When I got to school, I was mega early, (not knowing how long it would take) and so I got a coffee and decided to get my ID made. My picture looks awful. By which I mean, I look either half asleep, (which I was actually), or like I have a weird lazy eye. Apparently the guy thought I should retake the picture, and asked me if it was okay. I waved it off, of course I don't mind my picture looking like a beat-up, half asleep, zombie monster.

He printed the card out, and I went in search of my first class. It wasn't hard to find once I got my map in my head orientated to the actual world. (I hate looking/feeling like a tourist. I never carry around a map.) I found my class, found a seat, and sighed in relief.

Until the room started to warm up like butter in a microwave. I was getting more that toasty. I started taking off layers, and I tied up my hair. By the time I was cooling off again, class was over. I had to go out into the biting cold again...

But to my great surprise, it was snowing. I couldn't help smiling like a loon at the swirling white stuff. I love snow with an incredible passion.

So for the rest of my time at the school, spent getting my train pass and then walking to the train, I was smiling like a crazy person. No one talked to me, so maybe it was a good defense against weirdos.

The next day went much smoother, and I was even more tired from not falling into a fitful sleep the night before.
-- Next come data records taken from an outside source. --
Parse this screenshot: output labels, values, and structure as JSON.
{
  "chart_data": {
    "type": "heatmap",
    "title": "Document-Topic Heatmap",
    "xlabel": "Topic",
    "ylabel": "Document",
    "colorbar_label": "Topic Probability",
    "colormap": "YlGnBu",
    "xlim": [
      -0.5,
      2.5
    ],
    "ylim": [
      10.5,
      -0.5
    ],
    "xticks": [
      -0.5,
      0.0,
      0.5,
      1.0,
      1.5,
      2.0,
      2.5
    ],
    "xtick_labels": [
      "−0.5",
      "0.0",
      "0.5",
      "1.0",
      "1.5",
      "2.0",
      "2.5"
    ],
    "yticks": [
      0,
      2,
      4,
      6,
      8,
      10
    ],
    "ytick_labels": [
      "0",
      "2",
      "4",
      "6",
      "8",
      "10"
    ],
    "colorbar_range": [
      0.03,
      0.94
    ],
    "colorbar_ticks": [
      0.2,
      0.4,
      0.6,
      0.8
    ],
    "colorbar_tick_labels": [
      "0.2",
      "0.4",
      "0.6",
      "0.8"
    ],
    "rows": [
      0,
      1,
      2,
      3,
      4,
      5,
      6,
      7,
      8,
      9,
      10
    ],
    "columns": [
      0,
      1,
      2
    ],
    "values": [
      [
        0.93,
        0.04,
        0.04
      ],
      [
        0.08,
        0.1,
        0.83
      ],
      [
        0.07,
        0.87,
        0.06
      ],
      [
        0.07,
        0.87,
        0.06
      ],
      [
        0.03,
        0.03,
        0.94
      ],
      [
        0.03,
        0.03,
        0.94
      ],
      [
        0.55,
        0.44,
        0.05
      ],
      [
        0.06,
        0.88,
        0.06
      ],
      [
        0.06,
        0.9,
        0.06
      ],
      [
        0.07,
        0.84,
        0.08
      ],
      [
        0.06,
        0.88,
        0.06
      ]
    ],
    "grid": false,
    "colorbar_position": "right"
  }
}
Though I did have a weird dream about being a P.I. for the ninja turtles. Donatello lost his shell, and since the shells are "one of a kind" I was naturally hired to find the shell. I don't know if I did...

The best part of my Wednesday was my Psych class. Human Sexuality. My teacher is great. Basically the whole class was her just rambling on about how she was going to teach the class. Then she would pause dramatically and say things like, "VAGINA!" and then wait, "Is everyone alright? I don't want to frighten you with my language!"
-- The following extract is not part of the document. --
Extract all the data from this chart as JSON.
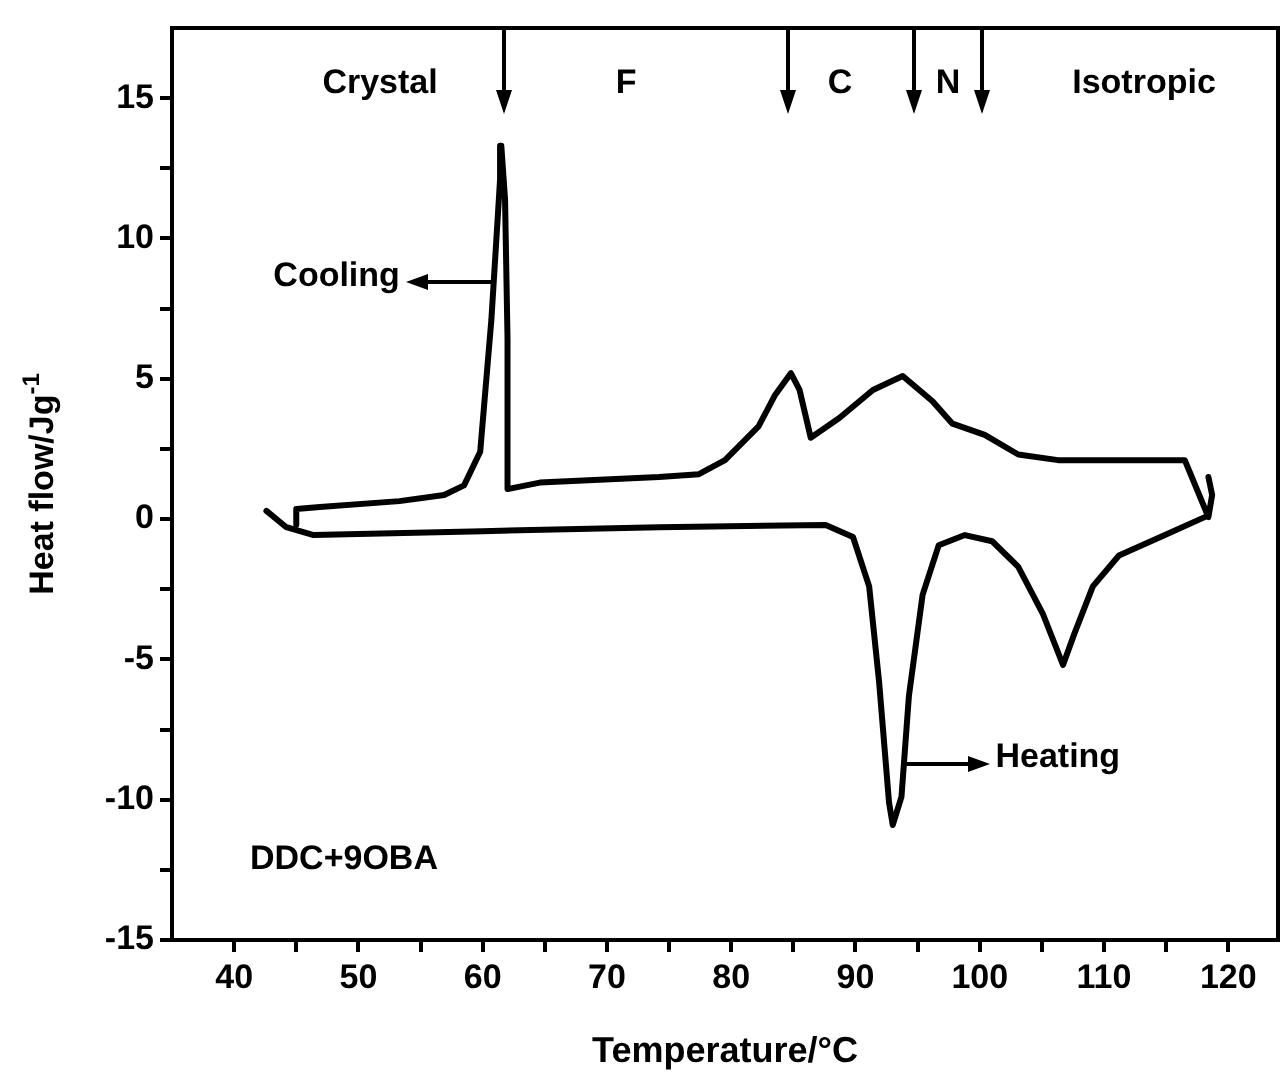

Yesterday went even smoother, and I managed to learn something. Something being a new way to do character sketches for writing. (Since obviously I love to write.)

Just for you guys, I will give an example of how to do this exercise.

Character                               Wants                                  Actions
Gardener                               Award winning                     Creates own
Short                                            garden                               natural fertilizer
Easily sunburnt                     Own plant shop                    Uses natural and
Hates Cacti                           Find a husband                          artificial light
Loves Corgis                         A jacuzzi                             Steals special seeds


See you just start with the Character part.

Then make what your character might want. Like And award winning garden.

Then, once you pick what you want your story to be about, (the want) you decide what actions the character might or does take to make that want fulfilled. There was some other gobbligook about stuff like flat and round characters. But I thought that stuff was more fun, and definitely should help me with creating characters quickly.

Especially since I have to actually write some serious papers for the class.